The function retrieves data from the following SEND domains based on the input parameters:

  • DM (Demographics): Provides animal-level information.
  • DS (Disposition): Identifies recovery animals using the DSDECOD column.
  • PC (Pharmacokinetics): Excludes TK animals for rats and mice based on USUBJID.
  • TX (Treatment): Determines dose levels such as “vehicle” or “HD.”

Filtering Steps

  • Filtering Recovery Animals
    Recovery animals are excluded by filtering the DM data based on DSDECOD values in the DS domain.

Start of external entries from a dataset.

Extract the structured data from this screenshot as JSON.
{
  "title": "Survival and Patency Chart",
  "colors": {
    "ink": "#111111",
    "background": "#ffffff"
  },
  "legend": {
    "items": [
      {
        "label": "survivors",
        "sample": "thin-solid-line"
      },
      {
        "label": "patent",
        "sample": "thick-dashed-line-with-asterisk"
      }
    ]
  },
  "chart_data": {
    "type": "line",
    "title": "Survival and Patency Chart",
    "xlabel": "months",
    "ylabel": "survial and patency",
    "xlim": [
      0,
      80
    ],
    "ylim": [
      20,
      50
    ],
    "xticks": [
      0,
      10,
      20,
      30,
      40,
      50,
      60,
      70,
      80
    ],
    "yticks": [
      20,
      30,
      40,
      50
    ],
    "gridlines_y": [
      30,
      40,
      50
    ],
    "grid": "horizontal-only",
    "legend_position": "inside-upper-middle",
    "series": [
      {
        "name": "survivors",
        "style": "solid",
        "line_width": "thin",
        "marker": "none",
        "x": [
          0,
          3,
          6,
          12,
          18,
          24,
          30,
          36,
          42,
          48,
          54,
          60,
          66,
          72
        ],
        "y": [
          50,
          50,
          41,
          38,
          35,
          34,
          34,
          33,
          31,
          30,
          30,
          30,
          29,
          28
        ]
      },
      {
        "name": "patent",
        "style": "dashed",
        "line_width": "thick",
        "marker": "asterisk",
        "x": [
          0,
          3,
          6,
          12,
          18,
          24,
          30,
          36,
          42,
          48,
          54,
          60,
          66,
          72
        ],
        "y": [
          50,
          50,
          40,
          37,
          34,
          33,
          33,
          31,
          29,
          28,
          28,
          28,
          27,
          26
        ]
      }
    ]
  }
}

  • Filtering Toxicokinetic (TK) Animals
    For studies involving rats or mice, the function removes animals whose USUBJID appears in the PC domain.

  • Dose Selection
    The function identifies and retains animals assigned to either the “vehicle” group or the “high-dose” (HD) group by applying dose-ranking logic from the TX domain, where “Control” groups are reclassified as “vehicle.”

Examples Usage

# Example usage with SQLite database
df <- get_compile_data(
  studyid = "1234123",
  path_db = "path/to/database.db"
)

# Example usage with .xpt files
df <- get_compile_data(
  studyid = "1234123",
  path_db = "path/to/files",
  fake_study = TRUE,
  use_xpt_file = TRUE
)

Required Libraries

This function requires the following R packages:

  • DBI
  • RSQLite
  • data.table
  • dplyr
  • haven
  • tidyr
  • stringr

##Notes

  • The function assumes standard SEND domains and column names.
  • For non-standard data, adjustments may be needed.
  • Check your database or .xpt files to ensure compatibility with the function.